Selasa, 24 Desember 2024 – 22:42 WIB
Jakarta, VIVA – Kenaikan PPN menjadi 12 persen oleh pemerintah dengan mengecualikan pengenaannya terhadap barang-barang atau bahan kebutuhan pokok masyarakat Indonesia, merupakan kebijakan yang dinilai pro rakyat.
Sebab, negara lain seperti misalnya Vietnam bahkan memberlakukan PPN sebesar 5 persen untuk bahan makanan, sementara Indonesia masih membebaskan PPN itu untuk tidak dikenakan pada bahan makanan.
Kepala Ekonom Bank Permata, Josua Pardede mengatakan, kenaikan PPN menjadi 12 persen dianggap tinggi oleh sebagian masyarakat, meskipun dampaknya terhadap harga barang secara keseluruhan diperkirakan hanya sekitar 0,9 persen.

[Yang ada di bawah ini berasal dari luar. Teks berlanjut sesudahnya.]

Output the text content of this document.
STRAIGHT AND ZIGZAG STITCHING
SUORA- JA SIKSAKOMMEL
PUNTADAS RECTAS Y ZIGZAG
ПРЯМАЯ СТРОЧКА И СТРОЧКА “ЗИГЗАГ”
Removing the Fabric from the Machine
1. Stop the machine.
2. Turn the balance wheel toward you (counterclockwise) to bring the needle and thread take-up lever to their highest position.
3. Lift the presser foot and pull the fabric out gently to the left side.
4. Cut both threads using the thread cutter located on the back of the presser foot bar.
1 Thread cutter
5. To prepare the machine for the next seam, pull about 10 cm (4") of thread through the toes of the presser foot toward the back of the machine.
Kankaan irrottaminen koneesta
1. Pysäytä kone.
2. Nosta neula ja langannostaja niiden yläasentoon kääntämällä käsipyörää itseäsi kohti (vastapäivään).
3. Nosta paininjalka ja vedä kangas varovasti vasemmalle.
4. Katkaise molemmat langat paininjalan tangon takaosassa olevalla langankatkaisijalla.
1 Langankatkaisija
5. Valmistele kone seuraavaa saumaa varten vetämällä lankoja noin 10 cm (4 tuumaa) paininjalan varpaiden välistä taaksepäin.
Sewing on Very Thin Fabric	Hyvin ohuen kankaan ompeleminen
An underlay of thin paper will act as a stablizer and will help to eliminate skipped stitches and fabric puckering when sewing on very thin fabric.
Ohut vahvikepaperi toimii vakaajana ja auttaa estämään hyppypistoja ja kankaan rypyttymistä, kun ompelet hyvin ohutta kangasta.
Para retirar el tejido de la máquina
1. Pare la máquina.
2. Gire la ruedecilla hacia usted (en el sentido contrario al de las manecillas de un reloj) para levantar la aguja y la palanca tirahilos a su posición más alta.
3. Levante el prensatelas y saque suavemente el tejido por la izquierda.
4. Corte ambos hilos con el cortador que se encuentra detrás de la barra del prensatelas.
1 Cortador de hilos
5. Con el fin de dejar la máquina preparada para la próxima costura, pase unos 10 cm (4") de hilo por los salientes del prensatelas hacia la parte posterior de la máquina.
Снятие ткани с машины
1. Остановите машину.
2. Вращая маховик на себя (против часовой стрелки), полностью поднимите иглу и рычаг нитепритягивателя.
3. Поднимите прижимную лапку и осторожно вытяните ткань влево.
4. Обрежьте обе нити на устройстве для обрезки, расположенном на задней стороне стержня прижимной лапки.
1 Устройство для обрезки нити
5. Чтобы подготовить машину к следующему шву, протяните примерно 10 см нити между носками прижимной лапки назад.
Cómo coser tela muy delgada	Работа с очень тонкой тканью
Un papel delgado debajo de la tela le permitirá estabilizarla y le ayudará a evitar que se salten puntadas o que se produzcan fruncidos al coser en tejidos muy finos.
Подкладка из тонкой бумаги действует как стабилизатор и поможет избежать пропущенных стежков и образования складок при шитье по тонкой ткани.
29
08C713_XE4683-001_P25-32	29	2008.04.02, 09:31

“Hal ini relatif kecil karena barang kebutuhan pokok seperti beras, daging, sayur, dan susu tetap dibebaskan dari PPN,” kata Josua saat dihubungi VIVA, Selasa, 24 Desember 2024.
Dia menjelaskan, sistem PPN di Vietnam dan Indonesia memiliki beberapa perbedaan utama. Vietnam menerapkan tarif PPN standar sebesar 10 persen, yang saat ini dikurangi menjadi 8 persen untuk barang tertentu hingga Juni 2025.
Selain itu, tarif PPN 5 persen juga diberlakukan Vietnam untuk barang dan jasa esensial seperti air bersih, bahan makanan, pakan ternak, dan perumahan rakyat, sementara tarif 0 persen diterapkan untuk ekspor.
Sebaliknya, Indonesia menetapkan tarif PPN single rate sebesar 12 persen mulai 2025, namun dengan pengecualian untuk barang dan jasa kebutuhan pokok seperti bahan makanan, pendidikan, dan sektor kesehatan yang juga dibebaskan dari PPN alias 0 persen.
“Indonesia juga memiliki batasan omzet pengusaha wajib PPN (PKP) yang jauh lebih tinggi, yaitu Rp 4,8 miliar per tahun dibandingkan dengan Rp 63 juta per tahun seperti di Vietnam. Transparansi dalam fasilitas perpajakan juga lebih terlihat di Indonesia, dengan nilai insentif PPN dipublikasikan mencapai Rp 265,6 triliun pada 2025,” ujarnya.
Dia mengatakan, kenaikan PPN sering kali terjadi di negara-negara dengan pendapatan per kapita tinggi.